High availability or Always On is achieved in SQL Server using Cluster. Clustering is a logical collection of 2 or more physical servers (nodes) that individually host SQL instances and access the common shared storage. The applications will connect to a cluster instead of connecting to the individual SQL instances. The cluster will automatically failover if the primary is unavailable due to any issues. The users or applications will not notice any data loss or downtime.
There are a few objects, like logins, permissions, jobs etc., that are to be configured on each individual node in the cluster. In the cluster, while the primary node is in use, the secondary nodes are not accessible (read access can be enabled but no write access is granted). If you try to access a database, you will get an error like the one below.

Problem: The jobs those are scheduled on the secondary node fail and send failure notification or support tickets (if configured). These jobs cannot be turned off on the secondary node because if the cluster falls back to secondary node, the jobs will not be available.
Solution: There are 2 ways to work around this issue.
- External scheduler: We can use external schedulers like BMC Control-M, UC4 Automic, or basic schedulers included in the OS. In the schedulers, we can execute a script against the cluster directly. This approach would be expensive as the external schedulers need additional licensing and maintenance.

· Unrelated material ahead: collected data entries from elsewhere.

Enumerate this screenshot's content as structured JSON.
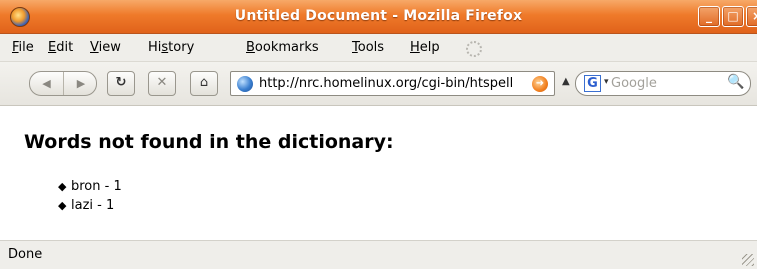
{
  "window": {
    "title": "Untitled Document - Mozilla Firefox",
    "controls": {
      "minimize": "_",
      "maximize": "□",
      "close": "×"
    }
  },
  "menu": {
    "items": [
      {
        "key": "F",
        "rest": "ile"
      },
      {
        "key": "E",
        "rest": "dit"
      },
      {
        "key": "V",
        "rest": "iew"
      },
      {
        "pre": "Hi",
        "key": "s",
        "rest": "tory"
      },
      {
        "key": "B",
        "rest": "ookmarks"
      },
      {
        "key": "T",
        "rest": "ools"
      },
      {
        "key": "H",
        "rest": "elp"
      }
    ]
  },
  "navigation": {
    "back_icon": "◀",
    "forward_icon": "▶",
    "reload_icon": "↻",
    "stop_icon": "✕",
    "home_icon": "⌂",
    "url": "http://nrc.homelinux.org/cgi-bin/htspell",
    "history_dropdown": "▲",
    "search_engine": "G",
    "search_engine_dropdown": "▾",
    "search_placeholder": "Google",
    "search_icon": "🔍"
  },
  "page": {
    "heading": "Words not found in the dictionary:",
    "bullet": "◆",
    "words": [
      "bron - 1",
      "lazi - 1"
    ]
  },
  "status": {
    "text": "Done"
  }
}
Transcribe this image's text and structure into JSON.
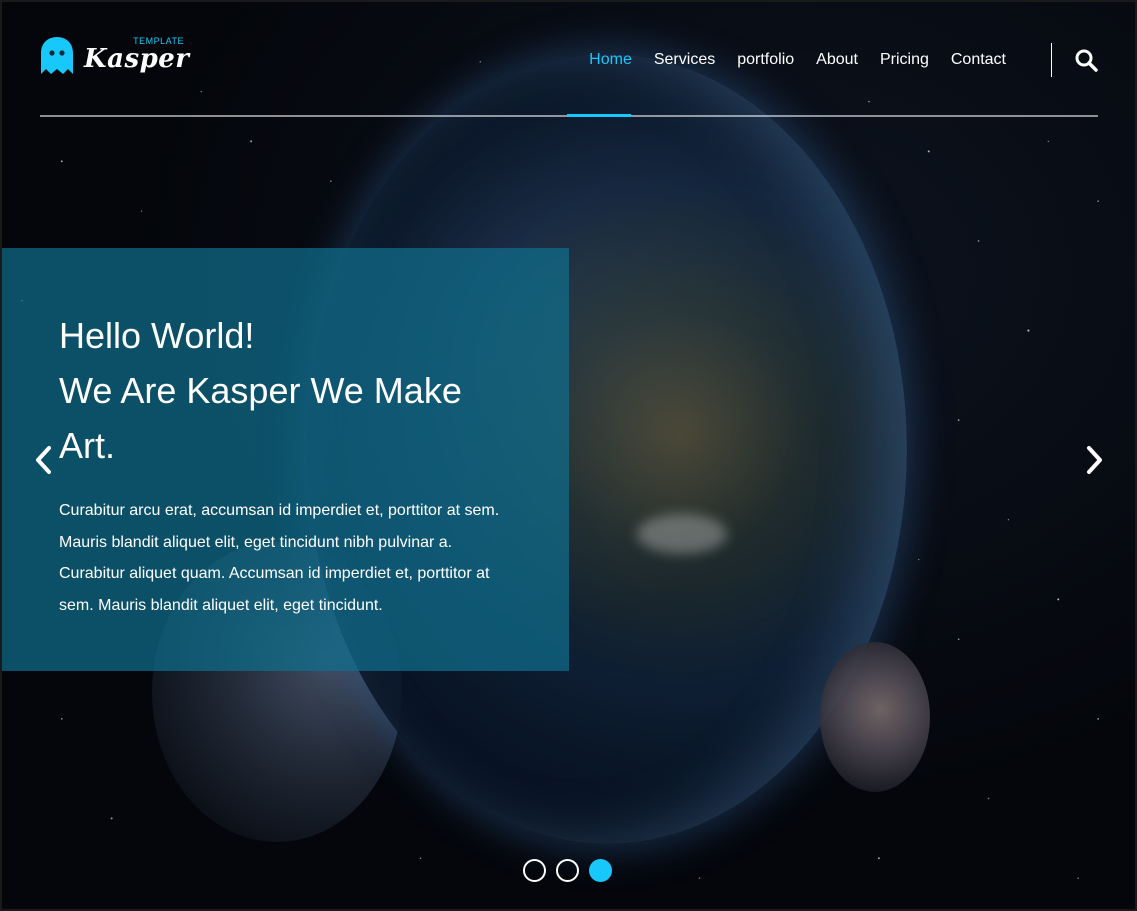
{
  "logo": {
    "word": "Kasper",
    "tag": "TEMPLATE",
    "icon": "ghost-icon"
  },
  "nav": {
    "items": [
      {
        "label": "Home",
        "active": true
      },
      {
        "label": "Services",
        "active": false
      },
      {
        "label": "portfolio",
        "active": false
      },
      {
        "label": "About",
        "active": false
      },
      {
        "label": "Pricing",
        "active": false
      },
      {
        "label": "Contact",
        "active": false
      }
    ],
    "search_icon": "search-icon"
  },
  "hero": {
    "title_line1": "Hello World!",
    "title_line2": "We Are Kasper We Make Art.",
    "text": "Curabitur arcu erat, accumsan id imperdiet et, porttitor at sem. Mauris blandit aliquet elit, eget tincidunt nibh pulvinar a. Curabitur aliquet quam. Accumsan id imperdiet et, porttitor at sem. Mauris blandit aliquet elit, eget tincidunt."
  },
  "slider": {
    "prev_icon": "chevron-left-icon",
    "next_icon": "chevron-right-icon",
    "slide_count": 3,
    "active_slide": 3
  },
  "colors": {
    "accent": "#19c8fa",
    "panel": "#0f6e8c"
  }
}
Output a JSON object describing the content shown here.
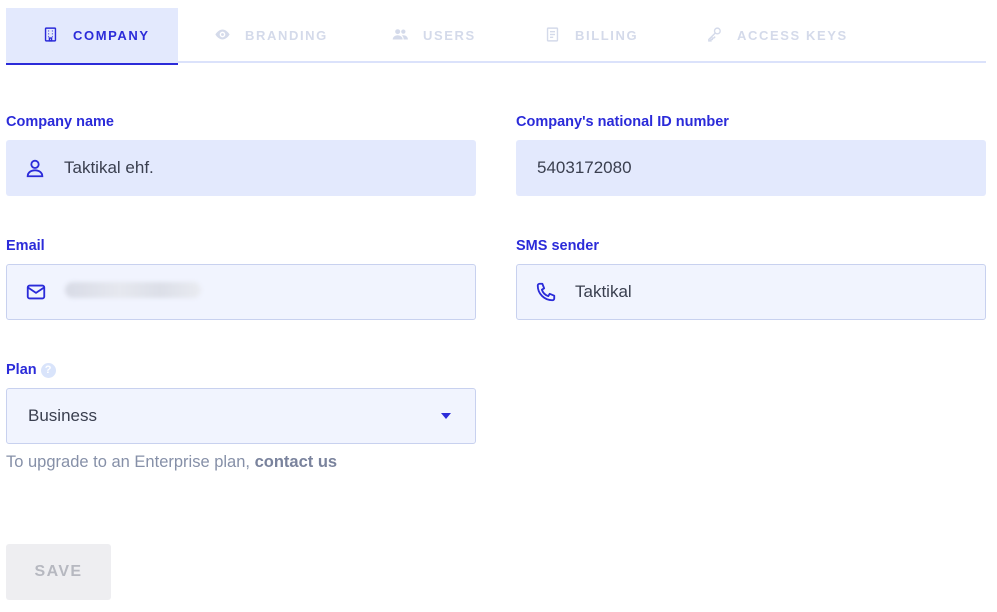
{
  "tabs": [
    {
      "label": "COMPANY",
      "icon": "building-icon",
      "active": true
    },
    {
      "label": "BRANDING",
      "icon": "eye-icon",
      "active": false
    },
    {
      "label": "USERS",
      "icon": "users-icon",
      "active": false
    },
    {
      "label": "BILLING",
      "icon": "document-icon",
      "active": false
    },
    {
      "label": "ACCESS KEYS",
      "icon": "key-icon",
      "active": false
    }
  ],
  "form": {
    "company_name": {
      "label": "Company name",
      "value": "Taktikal ehf.",
      "icon": "person-icon"
    },
    "national_id": {
      "label": "Company's national ID number",
      "value": "5403172080"
    },
    "email": {
      "label": "Email",
      "value": "",
      "icon": "mail-icon"
    },
    "sms_sender": {
      "label": "SMS sender",
      "value": "Taktikal",
      "icon": "phone-icon"
    },
    "plan": {
      "label": "Plan",
      "help": "?",
      "value": "Business"
    },
    "upgrade_hint": {
      "text": "To upgrade to an Enterprise plan,",
      "link": "contact us"
    }
  },
  "actions": {
    "save_label": "SAVE"
  },
  "colors": {
    "accent": "#2b2bd9",
    "field_fill": "#e3e9fd",
    "muted_tab": "#d4daea"
  }
}
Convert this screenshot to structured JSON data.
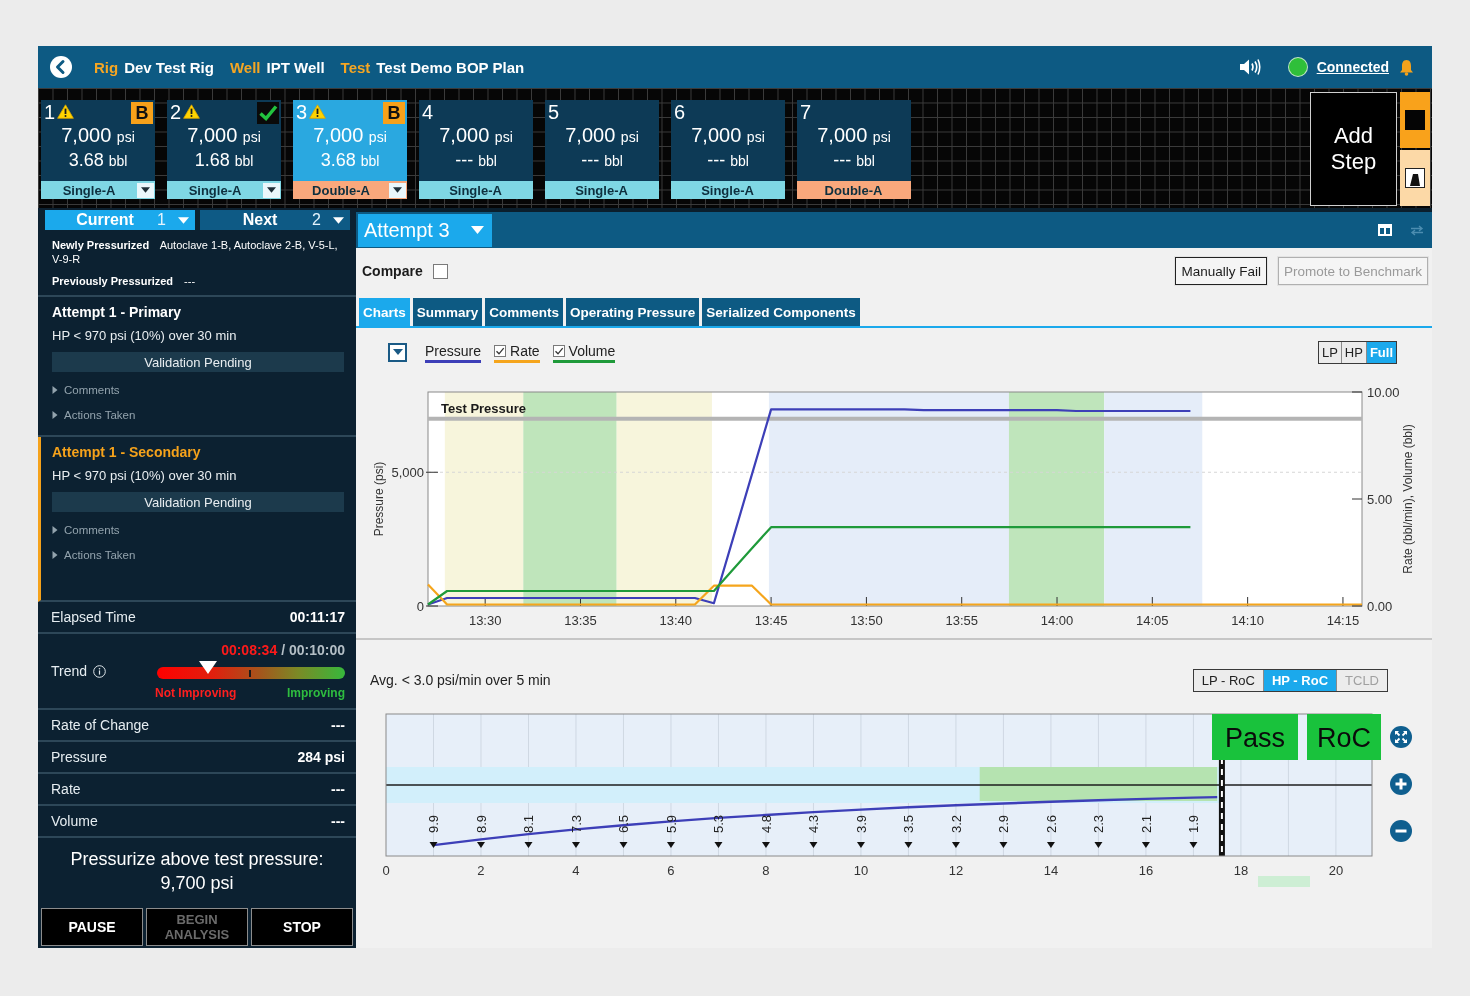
{
  "header": {
    "breadcrumbs": [
      {
        "label": "Rig",
        "value": "Dev Test Rig"
      },
      {
        "label": "Well",
        "value": "IPT Well"
      },
      {
        "label": "Test",
        "value": "Test Demo BOP Plan"
      }
    ],
    "connection": {
      "label": "Connected",
      "connected": true
    }
  },
  "steps": [
    {
      "number": "1",
      "warning": true,
      "flag": {
        "kind": "badge",
        "text": "B"
      },
      "pressure": "7,000",
      "pressure_unit": "psi",
      "volume": "3.68",
      "volume_unit": "bbl",
      "type": "Single-A",
      "color": "#7fd7e4",
      "dropdown": true,
      "selected": false
    },
    {
      "number": "2",
      "warning": true,
      "flag": {
        "kind": "check"
      },
      "pressure": "7,000",
      "pressure_unit": "psi",
      "volume": "1.68",
      "volume_unit": "bbl",
      "type": "Single-A",
      "color": "#7fd7e4",
      "dropdown": true,
      "selected": false
    },
    {
      "number": "3",
      "warning": true,
      "flag": {
        "kind": "badge",
        "text": "B"
      },
      "pressure": "7,000",
      "pressure_unit": "psi",
      "volume": "3.68",
      "volume_unit": "bbl",
      "type": "Double-A",
      "color": "#f9a87c",
      "dropdown": true,
      "selected": true
    },
    {
      "number": "4",
      "warning": false,
      "pressure": "7,000",
      "pressure_unit": "psi",
      "volume": "---",
      "volume_unit": "bbl",
      "type": "Single-A",
      "color": "#7fd7e4",
      "dropdown": false,
      "selected": false
    },
    {
      "number": "5",
      "warning": false,
      "pressure": "7,000",
      "pressure_unit": "psi",
      "volume": "---",
      "volume_unit": "bbl",
      "type": "Single-A",
      "color": "#7fd7e4",
      "dropdown": false,
      "selected": false
    },
    {
      "number": "6",
      "warning": false,
      "pressure": "7,000",
      "pressure_unit": "psi",
      "volume": "---",
      "volume_unit": "bbl",
      "type": "Single-A",
      "color": "#7fd7e4",
      "dropdown": false,
      "selected": false
    },
    {
      "number": "7",
      "warning": false,
      "pressure": "7,000",
      "pressure_unit": "psi",
      "volume": "---",
      "volume_unit": "bbl",
      "type": "Double-A",
      "color": "#f9a87c",
      "dropdown": false,
      "selected": false
    }
  ],
  "add_step": {
    "label": "Add Step"
  },
  "left_panel": {
    "step_selectors": [
      {
        "label": "Current",
        "value": "1",
        "selected": true
      },
      {
        "label": "Next",
        "value": "2",
        "selected": false
      }
    ],
    "pressurization": [
      "**Newly Pressurized** Autoclave 1-B, Autoclave 2-B, V-5-L, V-9-R",
      "**Previously Pressurized** ---"
    ],
    "attempts": [
      {
        "title": "Attempt 1 - Primary",
        "criteria": "HP < 970 psi (10%) over 30 min",
        "status": "Validation Pending",
        "active": false,
        "sections": [
          {
            "label": "Comments",
            "expanded": false
          },
          {
            "label": "Actions Taken",
            "expanded": false
          }
        ]
      },
      {
        "title": "Attempt 1 - Secondary",
        "criteria": "HP < 970 psi (10%) over 30 min",
        "status": "Validation Pending",
        "active": true,
        "sections": [
          {
            "label": "Comments",
            "expanded": false
          },
          {
            "label": "Actions Taken",
            "expanded": false
          }
        ]
      }
    ],
    "elapsed": {
      "label": "Elapsed Time",
      "value": "00:11:17"
    },
    "trend": {
      "label": "Trend",
      "time_elapsed": "00:08:34",
      "time_limit": "/ 00:10:00",
      "level": 0.27,
      "low_label": "Not Improving",
      "high_label": "Improving"
    },
    "readings": [
      {
        "label": "Rate of Change",
        "value": "---"
      },
      {
        "label": "Pressure",
        "value": "284 psi"
      },
      {
        "label": "Rate",
        "value": "---"
      },
      {
        "label": "Volume",
        "value": "---"
      }
    ],
    "instruction": "Pressurize above test pressure: 9,700 psi",
    "actions": [
      {
        "label": "PAUSE",
        "disabled": false
      },
      {
        "label": "BEGIN ANALYSIS",
        "disabled": true
      },
      {
        "label": "STOP",
        "disabled": false
      }
    ]
  },
  "main": {
    "attempt_selector": {
      "label": "Attempt 3"
    },
    "compare": {
      "label": "Compare",
      "checked": false
    },
    "buttons": [
      {
        "label": "Manually Fail",
        "disabled": false
      },
      {
        "label": "Promote to Benchmark",
        "disabled": true
      }
    ],
    "tabs": [
      {
        "label": "Charts",
        "selected": true
      },
      {
        "label": "Summary",
        "selected": false
      },
      {
        "label": "Comments",
        "selected": false
      },
      {
        "label": "Operating Pressure",
        "selected": false
      },
      {
        "label": "Serialized Components",
        "selected": false
      }
    ],
    "chart_panel": {
      "legend": [
        {
          "kind": "plain"
        },
        {
          "kind": "checkbox",
          "checked": true
        },
        {
          "kind": "checkbox",
          "checked": true
        }
      ],
      "range_toggle": [
        {
          "label": "LP",
          "selected": false
        },
        {
          "label": "HP",
          "selected": false
        },
        {
          "label": "Full",
          "selected": true
        }
      ],
      "chart_data": {
        "type": "line",
        "grid": true,
        "ylabel": "Pressure (psi)",
        "y2label": "Rate (bbl/min), Volume (bbl)",
        "categories": [
          null,
          null,
          null,
          "13:30",
          null,
          null,
          null,
          null,
          "13:35",
          null,
          null,
          null,
          null,
          "13:40",
          null,
          null,
          null,
          null,
          "13:45",
          null,
          null,
          null,
          null,
          "13:50",
          null,
          null,
          null,
          null,
          "13:55",
          null,
          null,
          null,
          null,
          "14:00",
          null,
          null,
          null,
          null,
          "14:05",
          null,
          null,
          null,
          null,
          "14:10",
          null,
          null,
          null,
          null,
          "14:15",
          null
        ],
        "series": [
          {
            "name": "Pressure",
            "color": "#3d3fb8",
            "values": [
              0,
              300,
              300,
              300,
              300,
              300,
              300,
              300,
              300,
              300,
              300,
              300,
              300,
              300,
              300,
              100,
              2520,
              4930,
              7350,
              7350,
              7350,
              7350,
              7350,
              7350,
              7350,
              7350,
              7320,
              7320,
              7320,
              7320,
              7320,
              7320,
              7320,
              7320,
              7290,
              7290,
              7290,
              7290,
              7290,
              7290,
              7290,
              null,
              null,
              null,
              null,
              null,
              null,
              null,
              null,
              null
            ]
          },
          {
            "name": "Rate",
            "color": "#f5a51c",
            "axis": "y2",
            "values": [
              1,
              0,
              0,
              0,
              0,
              0,
              0,
              0,
              0,
              0,
              0,
              0,
              0,
              0,
              0,
              0.95,
              0.95,
              0.95,
              0,
              0,
              0,
              0,
              0,
              0,
              0,
              0,
              0,
              0,
              0,
              0,
              0,
              0,
              0,
              0,
              0,
              0,
              0,
              0,
              0,
              0,
              0,
              0,
              0,
              0,
              0,
              0,
              0,
              0,
              0,
              0
            ]
          },
          {
            "name": "Volume",
            "color": "#1f9a3a",
            "axis": "y2",
            "values": [
              0,
              0.7,
              0.7,
              0.7,
              0.7,
              0.7,
              0.7,
              0.7,
              0.7,
              0.7,
              0.7,
              0.7,
              0.7,
              0.7,
              0.7,
              0.7,
              1.7,
              2.7,
              3.68,
              3.68,
              3.68,
              3.68,
              3.68,
              3.68,
              3.68,
              3.68,
              3.68,
              3.68,
              3.68,
              3.68,
              3.68,
              3.68,
              3.68,
              3.68,
              3.68,
              3.68,
              3.68,
              3.68,
              3.68,
              3.68,
              3.68,
              null,
              null,
              null,
              null,
              null,
              null,
              null,
              null,
              null
            ]
          }
        ],
        "ylim": [
          0,
          8000
        ],
        "y2lim": [
          0,
          10
        ],
        "yticks": [
          {
            "value": 0,
            "label": "0"
          },
          {
            "value": 5000,
            "label": "5,000"
          }
        ],
        "y2ticks": [
          {
            "value": 0,
            "label": "0.00"
          },
          {
            "value": 5,
            "label": "5.00"
          },
          {
            "value": 10,
            "label": "10.00"
          }
        ],
        "ref_lines": [
          {
            "axis": "y",
            "value": 7000,
            "label": "Test Pressure"
          }
        ]
      }
    },
    "roc_panel": {
      "criteria": "Avg. < 3.0 psi/min over 5 min",
      "toggle": [
        {
          "label": "LP - RoC",
          "selected": false,
          "disabled": false
        },
        {
          "label": "HP - RoC",
          "selected": true,
          "disabled": false
        },
        {
          "label": "TCLD",
          "selected": false,
          "disabled": true
        }
      ],
      "badges": [
        "Pass",
        "RoC"
      ],
      "minute_labels": [
        "9.9",
        "8.9",
        "8.1",
        "7.3",
        "6.5",
        "5.9",
        "5.3",
        "4.8",
        "4.3",
        "3.9",
        "3.5",
        "3.2",
        "2.9",
        "2.6",
        "2.3",
        "2.1",
        "1.9"
      ],
      "axis_labels": [
        "0",
        "2",
        "4",
        "6",
        "8",
        "10",
        "12",
        "14",
        "16",
        "18",
        "20"
      ]
    }
  }
}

- Explicit check on the node: The jobs should have the 2 additional steps added at first and last. The first step will check if the node on which this is being executed is the primary or not. If primary, continue to the next steps. If not raise an error (non-fatal, 11) and go to last step. In the last step, handle the exception and quit the job reporting success. This will ensure that there are no false alarms triggered in notifications.
The following are the details of implementation
First , create a job step and make this step as the 1st step of the job and the following script in the command window.
In the step, use this code:
IF ( SELECT ars.role_desc FROM sys.dm_hadr_availability_replica_states ars INNER JOIN sys.availability_groups ag ON ars.group_id = ag.group_id WHERE ag.NAME = 'YOUR_CLUSTER_NAME' AND ars.is_local = 1) != 'PRIMARY' BEGIN RAISERROR (N'This is Secondary DB', 11,1); END ELSE BEGIN PRINT 1 END
Add additional job steps required to perform your logic
At the end, add a new step and move it to the last step of the job. Configure it as shown here:
Go to step 1 and select the advanced page. Select "Go to Step : Handle primary node exception" from the On failure action dropdown. Select "Go to next step" from On success action dropdown.
Go to the last step and select the advanced page. Select "Quit the job reporting success" on both On success action and On failure action dropdowns.
Follow these same steps on both the primary and secondary nodes. This will make sure that the actual job scripts only run on primary server and no false alarms are reported.